Un rapport dévoile les méthodes d’infection des familles de logiciels malveillants DarkGate, Emotet et LokiBot. En plus des méthodes de chiffrement unique en leur genre de DarkGate et le retour en force d’Emotet, les exploits de LokiBot se poursuivent, illustrant l’évolution constante du paysage des menaces cyber.
En juin 2023, des chercheurs ont découvert un nouveau loader baptisé DarkGate, doté d’un éventail de fonctionnalités dépassant les capacités habituelles des loaders. Parmi elles, on retrouve un VNC caché, un proxy inverse et des capacités de blocage de Windows Defender, de piratage de l’historique du navigateur infecté, de gestion des fichiers et de vol de jetons Discord.
Le fonctionnement de DarkGate implique une chaîne d’infection en quatre étapes, conçues de manière sophistiquée pour aboutir au chargement de DarkGate. Ce chargeur se distingue par sa façon unique de chiffrer les chaînes de caractères avec des clés personnalisées et une version originale de l’encodage Base64, utilisant un jeu de caractères spécial.
Dans son rapport, la société Kaspersky s’est penchée sur l’activité d’Emotet, un botnet notoire qui a récemment refait surface après avoir été démantelé en 2021. Dans cette nouvelle campagne, les victimes sont amenées à ouvrir, involontairement, un fichier OneNote malveillant qui déclenche l’exécution d’un VBScript caché et déguisé. Le script tente ensuite de télécharger la charge utile malveillante à partir de différents sites web jusqu’à ce qu’il réussisse à s’infiltrer dans le système. Une fois à l’intérieur, Emotet place une bibliothèque de liens dynamiques (DLL) dans le répertoire temporaire, puis l’exécute.
Cette DLL contient des instructions cachées (shellcode), ainsi que des fonctions d’importation chiffrées. En déchiffrant habilement un fichier spécifique à partir de sa section de ressources, Emotet prend le dessus sur le système et parvient à exécuter sa charge utile malveillante.

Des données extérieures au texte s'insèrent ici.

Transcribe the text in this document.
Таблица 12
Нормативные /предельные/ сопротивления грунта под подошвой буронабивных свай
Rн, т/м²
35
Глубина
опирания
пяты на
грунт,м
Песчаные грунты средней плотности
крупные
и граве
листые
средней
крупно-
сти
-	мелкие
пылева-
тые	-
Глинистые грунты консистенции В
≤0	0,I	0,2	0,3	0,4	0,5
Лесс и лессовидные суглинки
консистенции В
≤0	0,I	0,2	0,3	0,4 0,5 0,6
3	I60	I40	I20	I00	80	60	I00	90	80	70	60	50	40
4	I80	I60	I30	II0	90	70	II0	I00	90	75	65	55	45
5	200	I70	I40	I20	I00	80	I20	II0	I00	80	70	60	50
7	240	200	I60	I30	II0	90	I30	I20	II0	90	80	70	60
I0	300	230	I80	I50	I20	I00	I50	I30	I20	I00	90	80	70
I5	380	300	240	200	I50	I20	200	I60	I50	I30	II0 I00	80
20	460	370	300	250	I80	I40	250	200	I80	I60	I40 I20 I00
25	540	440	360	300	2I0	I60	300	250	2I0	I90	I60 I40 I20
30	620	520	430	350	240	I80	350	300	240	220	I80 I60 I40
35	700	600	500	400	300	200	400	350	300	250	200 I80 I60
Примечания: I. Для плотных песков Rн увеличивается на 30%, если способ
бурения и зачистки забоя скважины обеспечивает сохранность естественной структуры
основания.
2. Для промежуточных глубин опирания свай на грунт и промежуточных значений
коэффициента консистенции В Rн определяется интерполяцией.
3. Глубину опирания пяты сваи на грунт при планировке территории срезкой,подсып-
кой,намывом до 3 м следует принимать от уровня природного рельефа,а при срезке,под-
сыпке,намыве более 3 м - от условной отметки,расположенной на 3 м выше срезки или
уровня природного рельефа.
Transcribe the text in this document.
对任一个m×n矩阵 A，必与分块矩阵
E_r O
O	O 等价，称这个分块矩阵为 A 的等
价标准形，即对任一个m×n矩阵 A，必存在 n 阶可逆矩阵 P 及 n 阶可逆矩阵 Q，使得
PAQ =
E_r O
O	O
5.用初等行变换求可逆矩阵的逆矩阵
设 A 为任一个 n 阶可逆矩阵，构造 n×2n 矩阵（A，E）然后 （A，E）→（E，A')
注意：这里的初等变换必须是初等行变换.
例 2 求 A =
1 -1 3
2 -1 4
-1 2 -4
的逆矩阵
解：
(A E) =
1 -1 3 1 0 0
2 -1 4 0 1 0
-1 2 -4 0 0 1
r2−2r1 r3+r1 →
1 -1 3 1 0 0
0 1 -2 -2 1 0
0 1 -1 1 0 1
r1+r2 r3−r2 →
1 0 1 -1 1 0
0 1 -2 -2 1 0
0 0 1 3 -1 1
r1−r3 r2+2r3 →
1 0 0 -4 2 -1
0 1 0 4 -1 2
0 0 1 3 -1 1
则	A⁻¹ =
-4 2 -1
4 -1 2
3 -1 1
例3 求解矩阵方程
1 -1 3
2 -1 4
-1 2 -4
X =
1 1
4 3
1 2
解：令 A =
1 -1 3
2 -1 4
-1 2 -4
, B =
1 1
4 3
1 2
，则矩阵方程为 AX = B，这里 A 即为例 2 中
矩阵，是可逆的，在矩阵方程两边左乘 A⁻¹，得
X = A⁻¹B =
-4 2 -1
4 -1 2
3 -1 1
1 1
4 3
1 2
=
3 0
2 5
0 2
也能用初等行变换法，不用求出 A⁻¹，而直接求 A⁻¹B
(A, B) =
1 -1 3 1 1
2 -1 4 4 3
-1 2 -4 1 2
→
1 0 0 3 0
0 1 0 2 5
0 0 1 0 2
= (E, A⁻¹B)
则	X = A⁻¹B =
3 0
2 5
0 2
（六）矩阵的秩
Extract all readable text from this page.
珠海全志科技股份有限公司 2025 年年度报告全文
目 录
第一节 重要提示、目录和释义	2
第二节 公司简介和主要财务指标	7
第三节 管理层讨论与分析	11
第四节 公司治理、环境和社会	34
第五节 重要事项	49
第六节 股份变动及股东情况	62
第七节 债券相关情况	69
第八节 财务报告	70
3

Une campagne d’hameçonnage ciblant des compagnies de cargos a tenté d’infiltrer les entreprises avec le malware LokiBot. LokiBot est un infostealer identifié pour la première fois en 2016 et conçu pour dérober des identifiants à partir de diverses applications, notamment via des navigateurs et des clients FTP. Les mails de hameçonnage utilisés dans la campagne contenaient un document Excel en pièce jointe invitant les utilisateurs à autoriser les macros.
Les attaquants ont exploité une vulnérabilité connue (CVE-2017-0199) de Microsoft Office, conduisant au téléchargement d’un document RTF. Ce document RTF exploite ensuite une autre vulnérabilité (CVE-2017-11882) pour distribuer et exécuter le logiciel malveillant LokiBot.